1998 was about pretending to be brave at the counter
with the box of pads
(and I still hate that word pads
hate how it feels in my mouth
hate saying hey do you have a pad?
hate how it looks on a grocery list
so much that I write etc. next to tampons)
but I buy pads. And in 1998 I pretended to be so brave
and I would drop that box on the counter
and look the cashier right in the eye and he or she
(and hopefully she)
would ring up my pads (because I was afraid of tampons)
with my lipstick and gum and magazine
(because you never buy just pads) and gently hand over the cash.

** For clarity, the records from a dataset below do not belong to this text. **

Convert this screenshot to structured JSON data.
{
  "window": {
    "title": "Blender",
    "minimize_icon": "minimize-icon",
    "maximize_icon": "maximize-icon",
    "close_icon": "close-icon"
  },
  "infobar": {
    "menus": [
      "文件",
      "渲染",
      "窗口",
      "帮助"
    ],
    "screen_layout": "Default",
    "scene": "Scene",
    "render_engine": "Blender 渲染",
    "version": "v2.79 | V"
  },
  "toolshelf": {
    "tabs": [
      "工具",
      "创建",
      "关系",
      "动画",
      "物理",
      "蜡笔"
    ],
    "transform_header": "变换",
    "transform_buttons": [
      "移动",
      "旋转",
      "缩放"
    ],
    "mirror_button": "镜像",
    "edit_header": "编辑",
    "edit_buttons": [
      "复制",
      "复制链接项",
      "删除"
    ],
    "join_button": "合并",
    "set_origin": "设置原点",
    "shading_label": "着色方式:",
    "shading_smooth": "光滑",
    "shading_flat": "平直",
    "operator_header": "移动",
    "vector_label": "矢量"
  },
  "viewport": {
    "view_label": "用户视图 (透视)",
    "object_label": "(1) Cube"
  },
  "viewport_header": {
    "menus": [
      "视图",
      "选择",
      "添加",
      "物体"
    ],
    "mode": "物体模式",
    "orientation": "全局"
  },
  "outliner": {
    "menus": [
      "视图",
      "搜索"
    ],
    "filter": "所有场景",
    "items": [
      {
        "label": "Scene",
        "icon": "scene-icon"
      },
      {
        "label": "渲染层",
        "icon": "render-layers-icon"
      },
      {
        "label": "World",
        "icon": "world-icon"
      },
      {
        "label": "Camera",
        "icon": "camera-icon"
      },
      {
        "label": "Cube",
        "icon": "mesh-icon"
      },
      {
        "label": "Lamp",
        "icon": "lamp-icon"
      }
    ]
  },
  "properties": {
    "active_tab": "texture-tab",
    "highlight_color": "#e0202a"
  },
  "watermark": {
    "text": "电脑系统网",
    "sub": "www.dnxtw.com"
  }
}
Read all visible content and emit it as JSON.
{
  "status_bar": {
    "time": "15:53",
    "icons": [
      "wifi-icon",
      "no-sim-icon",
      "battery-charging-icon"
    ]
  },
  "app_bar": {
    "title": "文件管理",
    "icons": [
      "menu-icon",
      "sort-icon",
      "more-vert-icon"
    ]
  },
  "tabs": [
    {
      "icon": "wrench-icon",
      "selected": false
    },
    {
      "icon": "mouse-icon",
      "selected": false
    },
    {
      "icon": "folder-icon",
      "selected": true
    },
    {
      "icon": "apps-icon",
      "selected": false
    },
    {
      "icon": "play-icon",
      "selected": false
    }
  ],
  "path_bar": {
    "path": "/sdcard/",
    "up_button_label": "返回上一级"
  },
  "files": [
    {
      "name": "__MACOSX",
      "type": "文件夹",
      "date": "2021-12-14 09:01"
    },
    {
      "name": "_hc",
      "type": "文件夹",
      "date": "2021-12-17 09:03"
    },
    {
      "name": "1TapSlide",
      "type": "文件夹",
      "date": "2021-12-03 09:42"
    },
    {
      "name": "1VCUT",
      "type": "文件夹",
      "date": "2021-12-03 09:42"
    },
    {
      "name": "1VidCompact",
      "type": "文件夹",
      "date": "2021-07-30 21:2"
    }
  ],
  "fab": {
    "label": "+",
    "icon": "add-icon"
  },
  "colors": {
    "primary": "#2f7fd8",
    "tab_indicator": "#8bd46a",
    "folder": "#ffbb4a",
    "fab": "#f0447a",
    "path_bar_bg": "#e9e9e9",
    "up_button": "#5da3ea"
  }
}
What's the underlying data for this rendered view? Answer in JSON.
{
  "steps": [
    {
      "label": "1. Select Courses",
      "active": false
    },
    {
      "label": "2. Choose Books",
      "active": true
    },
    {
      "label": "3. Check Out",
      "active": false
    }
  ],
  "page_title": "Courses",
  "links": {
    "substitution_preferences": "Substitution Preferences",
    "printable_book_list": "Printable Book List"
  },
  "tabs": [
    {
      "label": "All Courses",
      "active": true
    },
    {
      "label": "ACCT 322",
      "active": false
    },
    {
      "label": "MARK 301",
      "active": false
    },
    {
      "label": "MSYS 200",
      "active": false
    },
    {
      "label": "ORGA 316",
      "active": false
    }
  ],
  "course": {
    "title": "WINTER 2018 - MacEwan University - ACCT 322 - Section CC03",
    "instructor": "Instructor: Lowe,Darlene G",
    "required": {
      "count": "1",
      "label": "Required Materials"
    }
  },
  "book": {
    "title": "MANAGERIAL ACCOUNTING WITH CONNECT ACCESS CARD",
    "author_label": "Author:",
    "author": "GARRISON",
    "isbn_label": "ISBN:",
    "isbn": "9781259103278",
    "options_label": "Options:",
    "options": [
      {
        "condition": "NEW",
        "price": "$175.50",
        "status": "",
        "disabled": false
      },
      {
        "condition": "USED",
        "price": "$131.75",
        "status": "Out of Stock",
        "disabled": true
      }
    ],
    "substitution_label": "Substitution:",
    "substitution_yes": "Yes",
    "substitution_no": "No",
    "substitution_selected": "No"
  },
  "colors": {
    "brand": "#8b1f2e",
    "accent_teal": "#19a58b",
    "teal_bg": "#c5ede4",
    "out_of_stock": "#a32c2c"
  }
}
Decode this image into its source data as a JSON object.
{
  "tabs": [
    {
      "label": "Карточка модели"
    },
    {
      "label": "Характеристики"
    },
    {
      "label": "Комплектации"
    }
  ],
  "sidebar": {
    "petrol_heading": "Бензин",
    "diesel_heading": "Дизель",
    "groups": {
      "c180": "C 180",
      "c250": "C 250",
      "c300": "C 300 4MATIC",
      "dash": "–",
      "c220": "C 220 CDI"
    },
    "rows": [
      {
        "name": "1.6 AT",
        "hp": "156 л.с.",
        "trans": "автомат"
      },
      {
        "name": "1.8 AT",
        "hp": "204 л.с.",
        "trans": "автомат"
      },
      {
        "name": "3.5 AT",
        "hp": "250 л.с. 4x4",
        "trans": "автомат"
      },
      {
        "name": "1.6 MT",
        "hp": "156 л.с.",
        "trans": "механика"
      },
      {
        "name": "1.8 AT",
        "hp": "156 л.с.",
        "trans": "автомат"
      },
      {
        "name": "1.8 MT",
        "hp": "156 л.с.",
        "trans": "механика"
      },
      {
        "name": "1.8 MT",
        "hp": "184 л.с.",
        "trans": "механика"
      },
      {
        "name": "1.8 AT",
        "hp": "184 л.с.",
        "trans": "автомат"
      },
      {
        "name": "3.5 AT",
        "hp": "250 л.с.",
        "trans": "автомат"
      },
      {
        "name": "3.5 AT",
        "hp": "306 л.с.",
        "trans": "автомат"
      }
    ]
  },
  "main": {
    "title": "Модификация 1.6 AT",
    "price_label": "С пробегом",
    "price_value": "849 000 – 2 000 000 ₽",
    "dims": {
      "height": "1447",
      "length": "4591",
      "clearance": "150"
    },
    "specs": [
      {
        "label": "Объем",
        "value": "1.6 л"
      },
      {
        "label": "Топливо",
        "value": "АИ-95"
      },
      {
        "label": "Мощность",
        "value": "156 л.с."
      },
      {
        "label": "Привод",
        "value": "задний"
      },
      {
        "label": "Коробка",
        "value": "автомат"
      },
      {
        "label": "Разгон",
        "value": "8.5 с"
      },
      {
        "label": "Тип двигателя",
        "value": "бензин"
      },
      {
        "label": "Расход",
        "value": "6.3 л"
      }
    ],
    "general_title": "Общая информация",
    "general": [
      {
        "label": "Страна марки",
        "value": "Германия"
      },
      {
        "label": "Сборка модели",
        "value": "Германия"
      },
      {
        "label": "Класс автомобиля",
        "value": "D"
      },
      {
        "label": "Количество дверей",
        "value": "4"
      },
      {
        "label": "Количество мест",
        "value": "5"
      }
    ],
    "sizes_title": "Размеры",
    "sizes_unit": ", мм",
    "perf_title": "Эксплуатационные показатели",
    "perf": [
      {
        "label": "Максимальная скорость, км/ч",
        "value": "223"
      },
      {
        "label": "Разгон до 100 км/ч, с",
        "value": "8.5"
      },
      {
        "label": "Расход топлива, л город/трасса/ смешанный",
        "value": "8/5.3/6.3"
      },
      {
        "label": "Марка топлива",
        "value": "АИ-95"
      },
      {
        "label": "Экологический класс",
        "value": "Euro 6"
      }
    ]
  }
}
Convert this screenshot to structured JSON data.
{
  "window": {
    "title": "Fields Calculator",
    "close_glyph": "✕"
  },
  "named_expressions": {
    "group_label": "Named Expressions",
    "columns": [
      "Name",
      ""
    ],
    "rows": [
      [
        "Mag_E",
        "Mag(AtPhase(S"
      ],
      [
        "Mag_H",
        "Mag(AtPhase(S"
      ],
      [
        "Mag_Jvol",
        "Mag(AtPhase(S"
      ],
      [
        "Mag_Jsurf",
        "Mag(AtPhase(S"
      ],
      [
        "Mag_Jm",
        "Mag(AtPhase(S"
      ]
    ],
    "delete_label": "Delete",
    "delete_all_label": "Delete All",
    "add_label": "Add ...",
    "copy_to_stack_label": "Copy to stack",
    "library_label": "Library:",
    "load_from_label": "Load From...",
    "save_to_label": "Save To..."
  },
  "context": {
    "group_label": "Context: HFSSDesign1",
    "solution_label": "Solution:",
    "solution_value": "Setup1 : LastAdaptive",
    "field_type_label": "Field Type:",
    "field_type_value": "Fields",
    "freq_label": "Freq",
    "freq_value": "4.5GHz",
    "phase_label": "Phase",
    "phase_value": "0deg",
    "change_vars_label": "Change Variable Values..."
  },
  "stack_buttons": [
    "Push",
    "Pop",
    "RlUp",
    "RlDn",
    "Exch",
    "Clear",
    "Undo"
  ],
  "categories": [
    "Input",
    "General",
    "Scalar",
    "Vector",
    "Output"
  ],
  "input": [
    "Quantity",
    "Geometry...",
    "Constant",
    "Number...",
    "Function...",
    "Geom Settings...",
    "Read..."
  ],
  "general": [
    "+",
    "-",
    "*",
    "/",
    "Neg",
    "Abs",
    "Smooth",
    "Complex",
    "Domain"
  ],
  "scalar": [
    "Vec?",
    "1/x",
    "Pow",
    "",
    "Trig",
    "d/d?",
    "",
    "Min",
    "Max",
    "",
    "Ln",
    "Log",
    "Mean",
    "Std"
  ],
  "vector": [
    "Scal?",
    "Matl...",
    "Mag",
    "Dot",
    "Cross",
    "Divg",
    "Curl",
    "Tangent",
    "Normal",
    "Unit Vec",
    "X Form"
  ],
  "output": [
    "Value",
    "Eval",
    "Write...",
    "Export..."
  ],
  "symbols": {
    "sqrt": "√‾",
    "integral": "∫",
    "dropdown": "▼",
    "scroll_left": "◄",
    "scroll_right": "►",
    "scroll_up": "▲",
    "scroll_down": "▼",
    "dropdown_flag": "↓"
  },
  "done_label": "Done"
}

1998 was about I am not one of those girls who is afraid
to buy pads because for fucks sake I am not the only girl
who has ever had a period I am not the only woman
who has needed a pad.
And yet I trembled and my voice pitched higher I said thank you
and I lost my breath when the cashier was a man and was it worse
if it was a boy or a man? And all of these fucks I gave away like
coins into the register for medical necessities that we
are skulking about in that aisle trying to pick out
because some of the tampons are all slick packaging
and some promise period days with white bathing suits
and we don’t want to be here and we don’t but
this is where we protect the unease of what bodies do.
It’s what bodies do. And it’s 2017 and I empty my basket
of pads pads and tampons and whatever else
onto the counter and I think I might even
be flirting with this cashier
who is ten years younger than me
because he’s cute and I want to and I’m so out of fucks
to give over a bunch of cotton to stuff
in my cooter
and here I have jumped the fuck shark.